近視で裸眼視力か0.1の人でも、眼鏡やコンタクトで矯正することにより通常は1.2くらいの視力になります。
この眼鏡やコンタクトをした時の視力を、裸眼視力に対して矯正視力といいます。
弱視とは眼に視力の低下を起こす病気がないのに、眼鏡やコンタクトをした場合でも1.0以上の視力にならない状態、つまり矯正視力が悪い状態の事をいいます。
子どもの眼の機能は産まれてから成長と共に発達し、10歳位でほとんど完成します。
10歳迄に外から眼に入ってきた映像が刺激となり視神経、脳、網膜が発達し物を見て認識する事がうまくなるのです。
ですから10歳迄の眼の成長期に、ちゃんとした映像が入らないと成長が不完全なままに終わってしまうのです。
近視の場合、それでも近い映像は入るのでまだ良いのですが、遠視は遠くの物も近くの物もぼやけて見えてしまいます。

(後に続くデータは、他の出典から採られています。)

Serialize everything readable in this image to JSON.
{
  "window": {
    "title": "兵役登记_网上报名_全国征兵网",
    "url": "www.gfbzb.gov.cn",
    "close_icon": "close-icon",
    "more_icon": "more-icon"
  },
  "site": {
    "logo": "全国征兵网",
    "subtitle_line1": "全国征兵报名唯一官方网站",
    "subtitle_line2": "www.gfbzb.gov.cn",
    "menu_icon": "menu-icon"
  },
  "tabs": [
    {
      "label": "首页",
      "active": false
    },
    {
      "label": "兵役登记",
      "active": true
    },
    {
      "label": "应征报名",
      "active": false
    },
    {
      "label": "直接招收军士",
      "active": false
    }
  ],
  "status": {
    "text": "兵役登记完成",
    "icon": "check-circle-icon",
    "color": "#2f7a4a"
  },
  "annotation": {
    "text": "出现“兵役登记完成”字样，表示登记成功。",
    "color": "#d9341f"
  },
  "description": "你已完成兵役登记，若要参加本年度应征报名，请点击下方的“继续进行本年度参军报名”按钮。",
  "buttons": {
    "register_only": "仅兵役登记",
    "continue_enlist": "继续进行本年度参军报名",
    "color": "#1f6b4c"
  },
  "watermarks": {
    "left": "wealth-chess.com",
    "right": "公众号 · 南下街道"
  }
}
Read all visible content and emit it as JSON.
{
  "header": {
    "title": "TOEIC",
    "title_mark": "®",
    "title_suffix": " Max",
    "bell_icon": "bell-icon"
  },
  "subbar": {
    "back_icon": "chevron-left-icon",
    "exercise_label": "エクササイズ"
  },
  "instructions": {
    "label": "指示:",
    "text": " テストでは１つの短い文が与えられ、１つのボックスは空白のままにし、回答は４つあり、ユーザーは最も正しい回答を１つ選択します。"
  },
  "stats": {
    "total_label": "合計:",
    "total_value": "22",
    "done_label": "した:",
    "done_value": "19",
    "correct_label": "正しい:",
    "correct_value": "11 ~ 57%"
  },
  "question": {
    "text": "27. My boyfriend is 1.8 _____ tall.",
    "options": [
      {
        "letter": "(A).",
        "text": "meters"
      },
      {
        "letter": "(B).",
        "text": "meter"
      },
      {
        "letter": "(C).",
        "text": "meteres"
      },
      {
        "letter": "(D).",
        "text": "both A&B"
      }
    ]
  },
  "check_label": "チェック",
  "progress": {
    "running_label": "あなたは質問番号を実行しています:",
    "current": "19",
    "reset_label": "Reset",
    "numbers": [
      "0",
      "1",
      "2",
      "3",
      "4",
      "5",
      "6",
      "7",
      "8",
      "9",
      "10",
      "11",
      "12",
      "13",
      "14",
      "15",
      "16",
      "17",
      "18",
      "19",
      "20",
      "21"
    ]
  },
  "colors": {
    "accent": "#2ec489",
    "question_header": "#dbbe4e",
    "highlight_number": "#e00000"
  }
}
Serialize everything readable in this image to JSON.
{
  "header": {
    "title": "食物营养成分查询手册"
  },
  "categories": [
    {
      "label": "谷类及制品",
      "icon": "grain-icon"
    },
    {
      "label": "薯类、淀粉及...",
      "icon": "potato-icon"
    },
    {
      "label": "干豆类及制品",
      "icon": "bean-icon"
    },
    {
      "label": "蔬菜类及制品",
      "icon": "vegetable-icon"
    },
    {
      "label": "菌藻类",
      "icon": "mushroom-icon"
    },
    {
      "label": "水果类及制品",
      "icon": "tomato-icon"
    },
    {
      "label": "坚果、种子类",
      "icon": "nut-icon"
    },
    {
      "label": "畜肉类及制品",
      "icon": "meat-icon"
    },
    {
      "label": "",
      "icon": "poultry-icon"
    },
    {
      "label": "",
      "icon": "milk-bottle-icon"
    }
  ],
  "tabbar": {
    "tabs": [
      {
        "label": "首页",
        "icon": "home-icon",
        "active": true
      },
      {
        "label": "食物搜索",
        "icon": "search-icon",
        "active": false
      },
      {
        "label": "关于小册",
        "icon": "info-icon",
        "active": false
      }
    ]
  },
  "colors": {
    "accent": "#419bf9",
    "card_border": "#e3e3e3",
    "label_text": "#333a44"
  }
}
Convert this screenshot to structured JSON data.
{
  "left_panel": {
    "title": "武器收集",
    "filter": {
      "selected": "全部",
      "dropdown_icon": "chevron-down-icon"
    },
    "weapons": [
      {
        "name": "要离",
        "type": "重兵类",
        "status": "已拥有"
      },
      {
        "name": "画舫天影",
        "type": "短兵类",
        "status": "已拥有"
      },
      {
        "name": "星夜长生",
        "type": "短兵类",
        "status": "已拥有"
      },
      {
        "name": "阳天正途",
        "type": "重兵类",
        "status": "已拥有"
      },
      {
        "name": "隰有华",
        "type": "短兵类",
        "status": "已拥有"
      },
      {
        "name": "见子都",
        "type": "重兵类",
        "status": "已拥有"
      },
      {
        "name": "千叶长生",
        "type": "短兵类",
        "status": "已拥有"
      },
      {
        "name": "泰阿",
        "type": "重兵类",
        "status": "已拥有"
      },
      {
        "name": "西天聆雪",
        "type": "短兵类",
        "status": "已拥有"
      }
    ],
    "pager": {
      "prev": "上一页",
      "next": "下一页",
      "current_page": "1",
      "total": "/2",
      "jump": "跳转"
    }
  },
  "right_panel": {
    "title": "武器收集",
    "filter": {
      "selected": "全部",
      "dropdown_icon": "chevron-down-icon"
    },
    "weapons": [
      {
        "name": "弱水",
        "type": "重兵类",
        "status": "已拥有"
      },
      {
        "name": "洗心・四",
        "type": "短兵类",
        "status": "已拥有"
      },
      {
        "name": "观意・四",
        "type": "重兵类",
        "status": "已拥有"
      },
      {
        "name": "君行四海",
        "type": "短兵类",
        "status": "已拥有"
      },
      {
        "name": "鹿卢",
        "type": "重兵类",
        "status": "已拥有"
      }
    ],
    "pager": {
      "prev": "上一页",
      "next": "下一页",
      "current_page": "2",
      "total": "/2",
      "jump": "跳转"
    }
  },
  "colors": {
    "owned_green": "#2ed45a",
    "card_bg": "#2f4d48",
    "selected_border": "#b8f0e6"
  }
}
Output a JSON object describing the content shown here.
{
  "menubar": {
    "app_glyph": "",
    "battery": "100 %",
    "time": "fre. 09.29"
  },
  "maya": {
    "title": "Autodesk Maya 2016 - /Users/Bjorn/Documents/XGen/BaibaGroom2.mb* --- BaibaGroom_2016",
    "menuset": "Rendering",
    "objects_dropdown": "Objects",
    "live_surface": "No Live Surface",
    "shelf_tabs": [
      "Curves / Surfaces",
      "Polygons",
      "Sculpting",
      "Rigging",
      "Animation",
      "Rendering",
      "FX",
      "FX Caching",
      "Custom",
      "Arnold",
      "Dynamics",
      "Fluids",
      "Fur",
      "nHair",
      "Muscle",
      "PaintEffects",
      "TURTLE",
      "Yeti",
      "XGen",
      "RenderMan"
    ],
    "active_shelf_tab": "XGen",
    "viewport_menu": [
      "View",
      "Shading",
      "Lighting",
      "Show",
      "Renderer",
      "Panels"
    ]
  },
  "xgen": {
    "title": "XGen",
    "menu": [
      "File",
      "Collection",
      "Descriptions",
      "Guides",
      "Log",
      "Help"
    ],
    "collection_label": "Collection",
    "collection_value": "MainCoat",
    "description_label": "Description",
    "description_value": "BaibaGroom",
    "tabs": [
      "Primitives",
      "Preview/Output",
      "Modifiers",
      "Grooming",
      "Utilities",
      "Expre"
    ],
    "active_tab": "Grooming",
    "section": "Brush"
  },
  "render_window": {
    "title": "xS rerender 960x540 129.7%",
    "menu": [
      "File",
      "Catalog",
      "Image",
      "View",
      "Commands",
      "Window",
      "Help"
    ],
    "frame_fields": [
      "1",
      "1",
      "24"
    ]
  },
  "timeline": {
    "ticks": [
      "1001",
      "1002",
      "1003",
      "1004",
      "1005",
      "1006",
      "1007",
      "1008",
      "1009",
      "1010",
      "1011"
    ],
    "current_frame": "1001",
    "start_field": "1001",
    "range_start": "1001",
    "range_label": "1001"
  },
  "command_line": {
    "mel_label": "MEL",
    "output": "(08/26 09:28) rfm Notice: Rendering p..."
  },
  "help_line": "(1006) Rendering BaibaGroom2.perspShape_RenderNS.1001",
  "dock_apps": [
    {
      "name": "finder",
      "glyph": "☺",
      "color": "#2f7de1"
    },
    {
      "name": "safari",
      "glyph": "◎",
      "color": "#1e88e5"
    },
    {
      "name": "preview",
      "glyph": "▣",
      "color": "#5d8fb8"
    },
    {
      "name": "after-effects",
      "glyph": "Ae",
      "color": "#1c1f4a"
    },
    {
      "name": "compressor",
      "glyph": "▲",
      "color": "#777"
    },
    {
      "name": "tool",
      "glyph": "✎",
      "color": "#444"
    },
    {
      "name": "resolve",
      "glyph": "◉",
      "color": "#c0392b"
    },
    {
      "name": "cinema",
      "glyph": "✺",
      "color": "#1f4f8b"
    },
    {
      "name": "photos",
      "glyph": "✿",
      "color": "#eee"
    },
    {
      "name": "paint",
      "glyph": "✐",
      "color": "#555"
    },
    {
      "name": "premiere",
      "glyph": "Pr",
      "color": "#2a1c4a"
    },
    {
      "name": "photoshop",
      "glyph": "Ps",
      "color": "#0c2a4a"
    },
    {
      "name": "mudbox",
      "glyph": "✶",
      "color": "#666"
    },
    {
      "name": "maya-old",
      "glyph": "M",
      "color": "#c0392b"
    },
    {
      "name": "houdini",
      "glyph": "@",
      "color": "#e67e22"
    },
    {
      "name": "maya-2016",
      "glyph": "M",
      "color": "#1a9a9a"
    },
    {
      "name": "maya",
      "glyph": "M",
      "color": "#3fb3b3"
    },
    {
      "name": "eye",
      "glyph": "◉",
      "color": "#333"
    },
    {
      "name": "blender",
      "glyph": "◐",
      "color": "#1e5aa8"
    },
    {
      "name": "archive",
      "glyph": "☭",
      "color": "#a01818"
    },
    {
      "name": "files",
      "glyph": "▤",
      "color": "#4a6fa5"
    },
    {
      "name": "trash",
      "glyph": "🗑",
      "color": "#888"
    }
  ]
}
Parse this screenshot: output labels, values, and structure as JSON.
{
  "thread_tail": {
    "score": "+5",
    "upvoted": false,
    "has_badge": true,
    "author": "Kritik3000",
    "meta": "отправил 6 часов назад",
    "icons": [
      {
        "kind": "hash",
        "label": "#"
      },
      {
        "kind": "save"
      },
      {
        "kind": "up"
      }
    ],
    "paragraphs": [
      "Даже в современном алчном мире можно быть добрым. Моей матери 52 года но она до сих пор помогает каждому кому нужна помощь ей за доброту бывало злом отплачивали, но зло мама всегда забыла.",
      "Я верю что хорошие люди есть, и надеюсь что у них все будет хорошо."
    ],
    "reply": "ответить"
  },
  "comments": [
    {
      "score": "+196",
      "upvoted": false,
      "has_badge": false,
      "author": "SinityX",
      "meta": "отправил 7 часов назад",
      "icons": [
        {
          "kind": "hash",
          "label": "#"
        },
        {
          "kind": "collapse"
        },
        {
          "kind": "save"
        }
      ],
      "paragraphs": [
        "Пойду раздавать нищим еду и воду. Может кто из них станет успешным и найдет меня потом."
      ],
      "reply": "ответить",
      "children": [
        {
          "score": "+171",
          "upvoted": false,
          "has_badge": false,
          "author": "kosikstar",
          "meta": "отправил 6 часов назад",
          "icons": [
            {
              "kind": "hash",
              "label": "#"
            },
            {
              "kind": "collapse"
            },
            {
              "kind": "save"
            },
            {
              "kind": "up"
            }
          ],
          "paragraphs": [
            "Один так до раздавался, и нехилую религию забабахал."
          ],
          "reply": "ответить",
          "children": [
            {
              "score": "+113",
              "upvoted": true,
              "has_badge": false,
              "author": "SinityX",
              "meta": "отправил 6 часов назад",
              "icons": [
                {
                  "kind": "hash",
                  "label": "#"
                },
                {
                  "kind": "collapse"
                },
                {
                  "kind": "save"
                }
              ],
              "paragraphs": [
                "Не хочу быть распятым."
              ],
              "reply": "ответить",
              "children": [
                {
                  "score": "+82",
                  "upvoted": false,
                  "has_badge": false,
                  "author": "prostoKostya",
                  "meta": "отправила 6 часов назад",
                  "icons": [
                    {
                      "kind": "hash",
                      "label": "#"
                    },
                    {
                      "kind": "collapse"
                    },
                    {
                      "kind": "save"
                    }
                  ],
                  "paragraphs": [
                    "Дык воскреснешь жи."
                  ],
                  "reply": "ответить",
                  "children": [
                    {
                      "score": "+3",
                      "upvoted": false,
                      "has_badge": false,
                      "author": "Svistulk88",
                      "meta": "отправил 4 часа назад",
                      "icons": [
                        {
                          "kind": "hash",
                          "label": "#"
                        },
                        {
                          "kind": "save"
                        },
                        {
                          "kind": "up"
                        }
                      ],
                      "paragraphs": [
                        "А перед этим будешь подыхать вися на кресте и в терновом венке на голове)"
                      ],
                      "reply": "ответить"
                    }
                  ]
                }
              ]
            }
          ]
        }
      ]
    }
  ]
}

常に景色がぼんやりして見えていると、その映像が神経を通り脳に送られ、脳は「回りの景色はこんな感じなのだな」と認識してしまいます。
そのまま成長してしまうと、脳はぼんやりとした映像しか認識することが出来なくなってしまうのです。
つまり視力が0.5の見えかたで10歳迄過ごしてしまうと、その後眼鏡をかけても1.0の視力にはならないということになります。
これが遠視性弱視と呼ばれるものです。